Mon propos sur la tendance de nos sociétés à tendre vers une organisation accordant un primat à la vie collective au détriment de la vie individuelle, selon le modèle des insectes sociaux, n’a pas été bien accueilli. Pourtant, comme image d’une tendance à très long terme, elle me semble assez juste.

Un nouveau mouvement dans ce sens pourrait être fondé sur les préoccupations en matière de santé publique. Le coût de celle-ci nous a convaincus, en relativement peu de temps, que c’est à la collectivité d’en assumer la responsabilité précédemment assignée aux dieux et aux individus eux-mêmes.

Le coût de cette mission devenant insupportable pour les collectivités, la plupart de celles-ci réagissent en tentant d’imposer à leurs membres des comportements conformes à des objectifs de santé publique. Il n’est pas illogique qu’elles conditionnent progressivement leur soutien à un comportement susceptible d’en réduire le coût, mais l’ensemble des dispositions, encore incomplètement connues, pour que les individus se maintiennent en bonne santé, physique, psychologique et sociale, pour reprendre la définition de l’OMC, vont imposer de très nombreuses contraintes : interdiction du tabac, de l’alcool, surveillance attentive de la consommation de produits pharmacologiques, hygiène du sommeil, limitation de la consommation de graisses et de sucres et, plus généralement, pratiques diététiques sont déjà dans les objectifs, sinon dans les faits. Les loisirs sont concernés : pratiques sportives, addictions à l’ordinateur, conditions d’écoute de la musique. Tous les jours de nouvelles sources de risques apparaissent. Le vaste domaine des troubles psychologiques devrait engendrer également son lot de recommandations et on constate que les entreprises sont d’ores et déjà priées d’éviter le stress à leurs salariés.

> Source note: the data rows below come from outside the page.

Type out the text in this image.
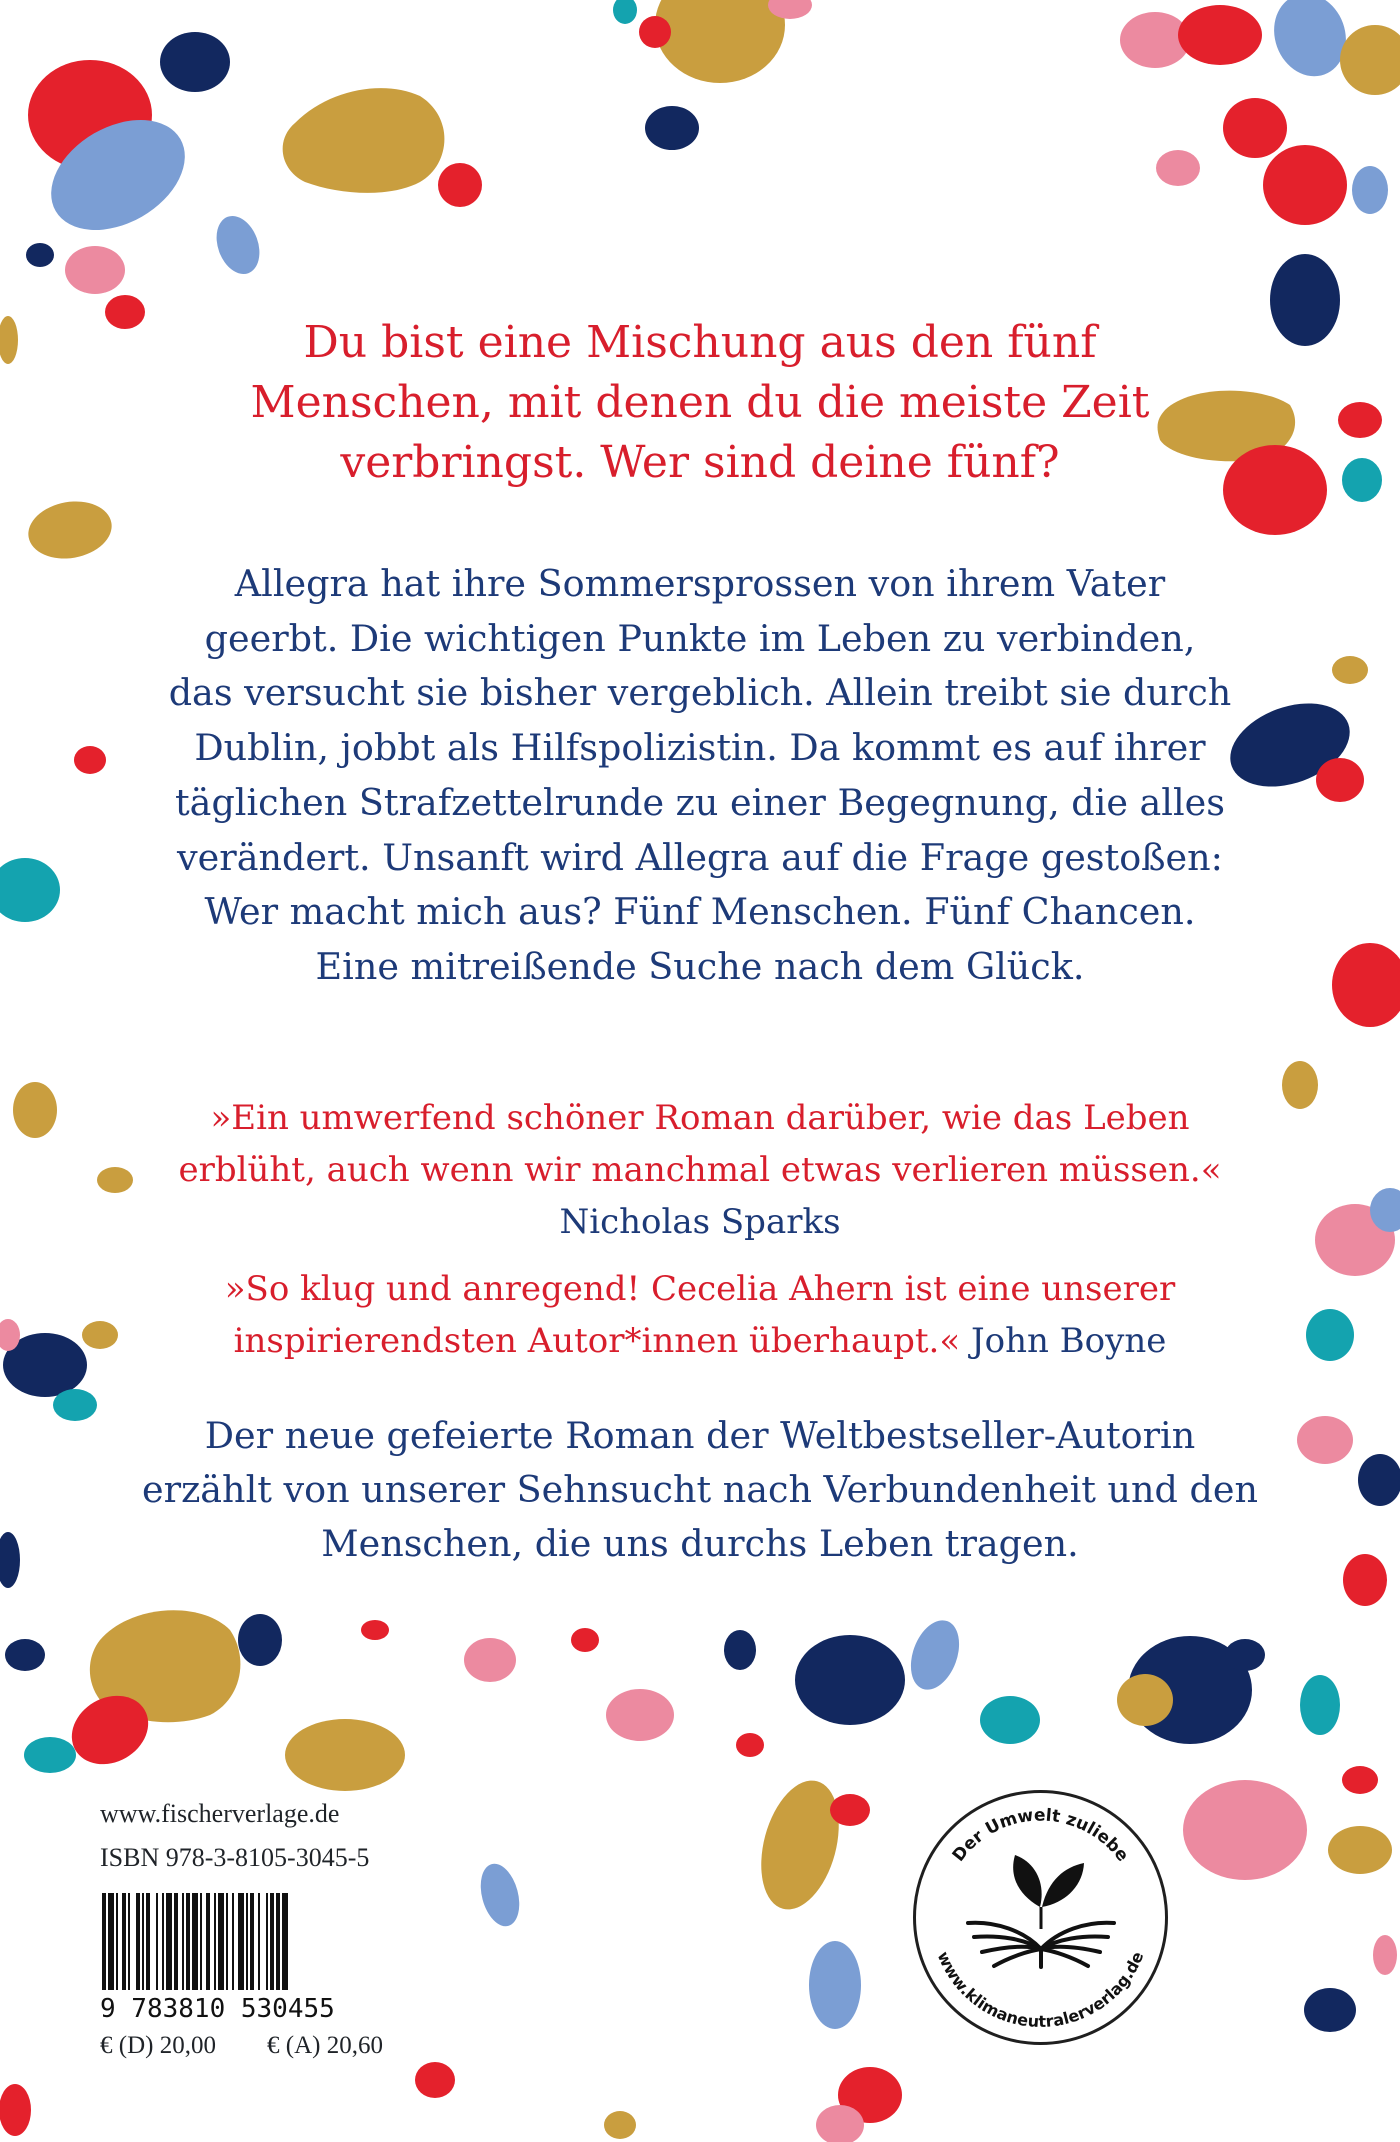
Du bist eine Mischung aus den fünf
Menschen, mit denen du die meiste Zeit
verbringst. Wer sind deine fünf?

Allegra hat ihre Sommersprossen von ihrem Vater
geerbt. Die wichtigen Punkte im Leben zu verbinden,
das versucht sie bisher vergeblich. Allein treibt sie durch
Dublin, jobbt als Hilfspolizistin. Da kommt es auf ihrer
täglichen Strafzettelrunde zu einer Begegnung, die alles
verändert. Unsanft wird Allegra auf die Frage gestoßen:
Wer macht mich aus? Fünf Menschen. Fünf Chancen.
Eine mitreißende Suche nach dem Glück.

»Ein umwerfend schöner Roman darüber, wie das Leben
erblüht, auch wenn wir manchmal etwas verlieren müssen.«
Nicholas Sparks

»So klug und anregend! Cecelia Ahern ist eine unserer
inspirierendsten Autor*innen überhaupt.« John Boyne

Der neue gefeierte Roman der Weltbestseller-Autorin
erzählt von unserer Sehnsucht nach Verbundenheit und den
Menschen, die uns durchs Leben tragen.

www.fischerverlage.de
ISBN 978-3-8105-3045-5
9 783810 530455
€ (D) 20,00 € (A) 20,60
Der Umwelt zuliebe
www.klimaneutralerverlag.de
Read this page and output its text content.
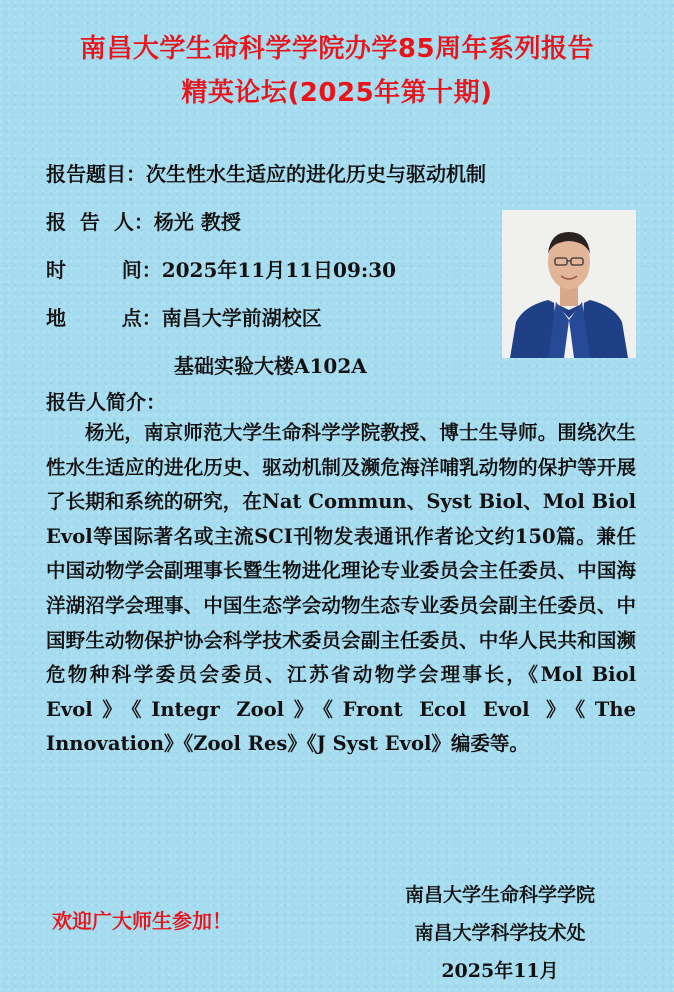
南昌大学生命科学学院办学85周年系列报告
精英论坛(2025年第十期)
报告题目：次生性水生适应的进化历史与驱动机制
报  告  人：杨光 教授
时        间：2025年11月11日09:30
地        点：南昌大学前湖校区
基础实验大楼A102A
报告人简介：

杨光，南京师范大学生命科学学院教授、博士生导师。围绕次生性水生适应的进化历史、驱动机制及濒危海洋哺乳动物的保护等开展了长期和系统的研究，在Nat Commun、Syst Biol、Mol Biol Evol等国际著名或主流SCI刊物发表通讯作者论文约150篇。兼任中国动物学会副理事长暨生物进化理论专业委员会主任委员、中国海洋湖沼学会理事、中国生态学会动物生态专业委员会副主任委员、中国野生动物保护协会科学技术委员会副主任委员、中华人民共和国濒危物种科学委员会委员、江苏省动物学会理事长，《Mol Biol Evol》《Integr Zool》《Front Ecol Evol 》《The Innovation》《Zool Res》《J Syst Evol》编委等。

欢迎广大师生参加！
南昌大学生命科学学院
南昌大学科学技术处
2025年11月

Aujourd’hui, les recommandations ont un caractère général et sont donc plus ou moins adaptées. À partir du moment où l’analyse du génome d’une part, l’exploitation des « big data » d’autre part permettront de personnaliser ces « recommandations », peut-on concevoir que la collectivité se contente de recommandations générales plus ou moins pertinentes alors qu’il serait possible d’en émettre de plus efficaces au niveau individuel ? Évidemment non. Mais des recommandations sont-elles utiles si l’observation systématique de leur respect n’est pas organisée ? Pas davantage !

Certaines de ces contraintes seront imposées par le politique, mais, dans bien des cas, le jugement de la société sur les individus prétendant recevoir des soins payés par la collectivité tout en ayant un comportement « asocial » sera le vecteur principal de la mise au pas de ses membres.